Spanning the above-mentioned 165 pages, opening with over a dozen epigraphs at the beginning (not to mention plenty more that begin individual poems, or titles in the form of quotes), and filled with long lines of flowing verse that regularly stretch into three or more pages, restraint is not one of the first qualities with which we would adorn Selfish—at least, not in the way we usually would think of the word. The collection may be long, but there’s little if any parts that would be better cut. Yes, the poems may skew longer than average for a contemporary poetry collection, but they are remarkably compact for their length—there’s just that much packed into each poem, into each line and image and choice of diction. Even when the poem is exceptionally short, it echoes: the poem “Noon,” in its entirety, reads: “The shadow completely / reenters its barn.” Talk about a six-word story, an impeccable image. In both the long poems and the shorter ones, in the moments of unabashed emotion as well as those of wry humor, Goldbarth seems to be acknowledging, and granting, the reader that urge to indulge, to not have to compromise or choose certain things at the expense of others.

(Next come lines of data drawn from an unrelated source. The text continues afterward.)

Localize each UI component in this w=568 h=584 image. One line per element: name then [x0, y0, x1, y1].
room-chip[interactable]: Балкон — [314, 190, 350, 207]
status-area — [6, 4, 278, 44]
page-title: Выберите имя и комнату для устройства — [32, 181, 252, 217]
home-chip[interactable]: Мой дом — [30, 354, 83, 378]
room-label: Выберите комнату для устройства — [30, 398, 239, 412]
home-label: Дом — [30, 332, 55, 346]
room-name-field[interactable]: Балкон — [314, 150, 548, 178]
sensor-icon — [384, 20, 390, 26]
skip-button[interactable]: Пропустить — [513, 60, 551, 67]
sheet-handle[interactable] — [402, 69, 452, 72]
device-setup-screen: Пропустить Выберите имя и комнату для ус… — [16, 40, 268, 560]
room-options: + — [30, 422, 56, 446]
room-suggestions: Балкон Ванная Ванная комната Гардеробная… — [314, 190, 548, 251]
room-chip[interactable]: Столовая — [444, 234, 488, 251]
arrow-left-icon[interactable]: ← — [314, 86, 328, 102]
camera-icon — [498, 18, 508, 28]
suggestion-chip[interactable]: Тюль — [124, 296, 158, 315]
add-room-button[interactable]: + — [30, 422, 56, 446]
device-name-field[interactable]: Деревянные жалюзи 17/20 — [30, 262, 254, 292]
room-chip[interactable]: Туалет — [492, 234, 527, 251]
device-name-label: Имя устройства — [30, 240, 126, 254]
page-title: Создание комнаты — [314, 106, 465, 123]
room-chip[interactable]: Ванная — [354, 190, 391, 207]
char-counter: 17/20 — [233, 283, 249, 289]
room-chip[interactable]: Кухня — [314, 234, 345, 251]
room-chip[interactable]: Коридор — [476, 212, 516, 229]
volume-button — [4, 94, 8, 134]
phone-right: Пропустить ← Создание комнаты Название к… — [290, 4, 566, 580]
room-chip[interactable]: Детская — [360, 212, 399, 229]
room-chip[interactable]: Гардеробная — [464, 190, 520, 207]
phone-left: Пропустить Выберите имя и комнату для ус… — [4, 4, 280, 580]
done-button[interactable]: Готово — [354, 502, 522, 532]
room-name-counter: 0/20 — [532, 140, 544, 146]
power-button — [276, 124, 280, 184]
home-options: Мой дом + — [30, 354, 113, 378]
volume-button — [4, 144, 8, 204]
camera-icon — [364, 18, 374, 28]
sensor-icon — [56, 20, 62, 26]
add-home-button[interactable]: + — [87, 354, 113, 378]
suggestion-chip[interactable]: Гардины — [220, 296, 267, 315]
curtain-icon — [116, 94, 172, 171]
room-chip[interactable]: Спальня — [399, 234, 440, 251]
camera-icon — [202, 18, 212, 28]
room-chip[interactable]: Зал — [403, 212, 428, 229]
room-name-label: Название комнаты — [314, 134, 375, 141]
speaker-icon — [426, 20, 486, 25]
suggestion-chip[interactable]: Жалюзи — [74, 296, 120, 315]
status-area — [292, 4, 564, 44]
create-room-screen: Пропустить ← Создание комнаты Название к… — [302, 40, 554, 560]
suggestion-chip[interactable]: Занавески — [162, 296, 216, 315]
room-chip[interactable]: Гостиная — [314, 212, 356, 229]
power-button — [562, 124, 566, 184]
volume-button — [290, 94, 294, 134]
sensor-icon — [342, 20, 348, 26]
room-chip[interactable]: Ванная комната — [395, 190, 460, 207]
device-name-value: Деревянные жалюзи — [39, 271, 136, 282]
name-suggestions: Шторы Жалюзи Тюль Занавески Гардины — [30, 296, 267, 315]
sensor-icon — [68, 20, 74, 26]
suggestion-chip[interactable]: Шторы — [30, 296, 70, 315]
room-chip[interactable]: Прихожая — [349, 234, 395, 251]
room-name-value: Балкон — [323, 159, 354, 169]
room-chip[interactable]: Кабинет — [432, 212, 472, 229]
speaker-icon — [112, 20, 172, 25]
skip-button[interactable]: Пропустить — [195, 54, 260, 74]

Impressively, many of the poems touch upon a number of themes and use multiple tactics or styles described throughout this review. They pull from Goldbarth’s entire bag of tricks and quiver of concerns, without restraint. Says the speaker of the poem “Try the Selfish": “Like I care [. . .] I wrote this for me.” I can practically hear him say further: It’s okay to have your cake and eat it too. Who would get a cake and then not eat it? Go ahead, be selfish. |
Selfish. By Albert Goldbarth. Graywolf Press, 2015.